EUR/USD price dynamics (Source: TradingView)
In parallel, traders are closely eyeing the Federal Reserve’s June meeting minutes, due for release later in the day. While the Fed held its policy rate steady at 4.25%–4.5% in June, markets continue to price in 50 basis points of rate cuts before year-end, with October emerging as the expected starting point. The minutes could provide clarity on the internal policy debate, especially on inflation stickiness and labor market dynamics.
Technical structure still bullish despite short-term pullback
Despite recent weakness, the broader EUR/USD trend remains constructive. The pair is consolidating within a symmetrical triangle on the 4-hour chart after breaking above key resistance at 1.1450 in June. This corrective structure suggests potential continuation if buyers reclaim the 1.1770 level. The 1.1645–1.1668 zone remains key downside support, with a breakdown here likely to trigger a slide back to 1.1450.
Bollinger Band contraction and a flat MACD confirm volatility compression, with price action near the triangle apex.

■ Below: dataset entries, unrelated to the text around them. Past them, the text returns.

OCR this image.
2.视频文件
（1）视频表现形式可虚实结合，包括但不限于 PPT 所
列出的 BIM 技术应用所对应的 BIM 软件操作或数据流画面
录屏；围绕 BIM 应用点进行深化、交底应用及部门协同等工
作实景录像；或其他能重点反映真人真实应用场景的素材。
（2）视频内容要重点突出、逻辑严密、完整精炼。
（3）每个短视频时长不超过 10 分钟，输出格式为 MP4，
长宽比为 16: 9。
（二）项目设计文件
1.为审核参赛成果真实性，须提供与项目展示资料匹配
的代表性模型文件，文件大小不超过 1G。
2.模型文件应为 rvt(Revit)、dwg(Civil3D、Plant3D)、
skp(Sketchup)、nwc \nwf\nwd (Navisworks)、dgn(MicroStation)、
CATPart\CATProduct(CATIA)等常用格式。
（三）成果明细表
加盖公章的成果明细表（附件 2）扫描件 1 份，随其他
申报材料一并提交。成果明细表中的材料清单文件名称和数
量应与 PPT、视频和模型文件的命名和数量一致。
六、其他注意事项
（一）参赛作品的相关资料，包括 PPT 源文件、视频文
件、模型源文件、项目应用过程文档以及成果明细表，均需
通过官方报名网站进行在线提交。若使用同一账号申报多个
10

Momentum remains muted on lower timeframes, but as long as EUR/USD holds above its rising trendline from May, the technical outlook favors further upside.
In our earlier outlook, we highlighted EUR/USD’s bullish breakout above 1.1450 and noted the developing symmetrical triangle as a consolidation pattern. Today’s structure confirms that view, with the current pause viewed as a healthy correction rather than trend exhaustion. All eyes are now on the 1.1770 breakout level for confirmation of the next leg.